Une fois, nous avons demandé à l’unisson à don Juan de faire la lumière sur notre situation difficile. Il a dit qu’il avait deux options explicatives. La première était de satisfaire notre rationalité blessée et de la rafistoler, en disant que la seconde attention est un état de conscience aussi illusoire que des éléphants volant dans le ciel et que tout ce que nous pensions avoir vécu dans cet état n’était qu’un produit de suggestions hypnotiques. L’autre option était de l’expliquer de la manière dont les sorciers rêveurs le comprennent : comme une configuration énergétique de la conscience.
Pendant l’accomplissement de mes tâches de Rêver, cependant, la barrière de la seconde attention est restée inchangée. Chaque fois que j’entrais dans le Rêver, j’entrais aussi dans la seconde attention, et se réveiller du Rêver ne signifiait pas nécessairement que j’avais quitté la seconde attention. Pendant des années, je ne pouvais me souvenir que de bribes de mes expériences de Rêver. La majeure partie de ce que je faisais m’était énergétiquement inaccessible. Il m’a fallu quinze ans de travail ininterrompu, de 1973 à 1988, pour emmagasiner assez d’énergie pour tout réorganiser de manière linéaire dans mon esprit. Je me suis alors souvenu de séquences et de séquences d’événements de Rêver, et j’ai pu enfin combler certaines lacunes apparentes de ma mémoire. De cette manière, j’ai saisi la continuité inhérente des leçons de don Juan sur l’art de rêver, une continuité qui m’avait échappé parce qu’il me faisait osciller entre la conscience de notre vie quotidienne et la conscience de la seconde attention. Ce travail est le résultat de ce réarrangement.
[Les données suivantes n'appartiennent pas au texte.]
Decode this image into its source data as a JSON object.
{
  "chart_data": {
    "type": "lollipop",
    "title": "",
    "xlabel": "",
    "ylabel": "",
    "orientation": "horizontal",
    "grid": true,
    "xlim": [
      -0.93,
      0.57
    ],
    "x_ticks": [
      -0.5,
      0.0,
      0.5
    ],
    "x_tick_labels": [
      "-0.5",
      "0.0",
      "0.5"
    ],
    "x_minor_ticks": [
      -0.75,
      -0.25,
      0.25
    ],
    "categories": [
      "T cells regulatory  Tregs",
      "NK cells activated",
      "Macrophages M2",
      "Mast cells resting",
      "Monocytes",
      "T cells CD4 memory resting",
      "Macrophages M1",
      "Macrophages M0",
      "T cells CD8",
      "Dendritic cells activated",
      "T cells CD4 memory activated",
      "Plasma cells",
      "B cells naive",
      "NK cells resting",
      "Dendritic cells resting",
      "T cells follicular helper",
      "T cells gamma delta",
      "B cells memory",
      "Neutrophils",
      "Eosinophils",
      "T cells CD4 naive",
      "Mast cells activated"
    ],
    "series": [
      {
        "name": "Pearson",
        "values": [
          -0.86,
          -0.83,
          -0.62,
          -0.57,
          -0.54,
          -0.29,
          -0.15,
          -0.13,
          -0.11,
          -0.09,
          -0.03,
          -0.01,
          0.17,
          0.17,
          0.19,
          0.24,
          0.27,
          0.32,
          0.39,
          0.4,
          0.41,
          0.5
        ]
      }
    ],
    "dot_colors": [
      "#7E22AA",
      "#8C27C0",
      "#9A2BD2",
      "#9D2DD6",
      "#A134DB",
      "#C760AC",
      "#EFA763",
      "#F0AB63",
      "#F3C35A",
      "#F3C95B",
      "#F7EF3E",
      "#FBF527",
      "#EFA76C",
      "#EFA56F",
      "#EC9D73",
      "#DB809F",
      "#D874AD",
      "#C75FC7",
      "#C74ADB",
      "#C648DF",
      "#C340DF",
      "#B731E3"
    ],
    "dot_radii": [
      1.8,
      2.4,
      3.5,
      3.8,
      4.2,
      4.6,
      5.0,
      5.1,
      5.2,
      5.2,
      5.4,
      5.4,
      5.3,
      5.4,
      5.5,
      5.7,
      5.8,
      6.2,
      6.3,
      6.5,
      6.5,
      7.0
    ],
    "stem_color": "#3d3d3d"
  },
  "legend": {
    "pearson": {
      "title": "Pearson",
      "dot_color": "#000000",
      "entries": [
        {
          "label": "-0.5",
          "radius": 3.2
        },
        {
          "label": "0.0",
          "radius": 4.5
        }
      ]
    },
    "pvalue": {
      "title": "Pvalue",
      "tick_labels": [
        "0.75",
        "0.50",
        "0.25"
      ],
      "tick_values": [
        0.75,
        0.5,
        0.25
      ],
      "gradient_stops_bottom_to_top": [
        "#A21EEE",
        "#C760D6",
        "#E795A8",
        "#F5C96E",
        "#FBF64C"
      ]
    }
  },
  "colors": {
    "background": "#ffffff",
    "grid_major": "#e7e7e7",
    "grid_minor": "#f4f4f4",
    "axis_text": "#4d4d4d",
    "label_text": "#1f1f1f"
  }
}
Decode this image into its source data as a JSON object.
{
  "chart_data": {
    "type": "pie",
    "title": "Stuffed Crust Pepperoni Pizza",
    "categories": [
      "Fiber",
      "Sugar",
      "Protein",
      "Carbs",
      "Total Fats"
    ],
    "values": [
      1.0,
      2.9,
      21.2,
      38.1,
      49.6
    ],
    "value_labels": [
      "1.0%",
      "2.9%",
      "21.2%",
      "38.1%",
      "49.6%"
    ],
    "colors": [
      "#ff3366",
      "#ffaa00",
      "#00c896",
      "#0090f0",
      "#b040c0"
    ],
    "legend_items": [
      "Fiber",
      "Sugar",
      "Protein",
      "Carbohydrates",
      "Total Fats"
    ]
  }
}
Tout cela m’amène à la dernière partie de ma déclaration : la raison d’écrire ce livre. Étant en possession de la plupart des pièces des leçons de don Juan sur l’art de rêver, je voudrais expliquer, dans un futur travail, la position et l’intérêt actuels de ses quatre derniers étudiants : Florinda Donner-Grau, Taisha Abelar, Carol Tiggs et moi-même. Mais avant de décrire et d’expliquer les résultats de la guidance et de l’influence de don Juan sur nous, je dois revoir, à la lumière de ce que je sais maintenant, les parties des leçons de don Juan sur le Rêver auxquelles je n’avais pas accès auparavant. La raison définitive de ce travail, cependant, a été donnée par Carol Tiggs. Sa conviction est qu’expliquer le monde que don Juan nous a fait hériter est l’expression ultime de notre gratitude envers lui et de notre engagement dans sa quête.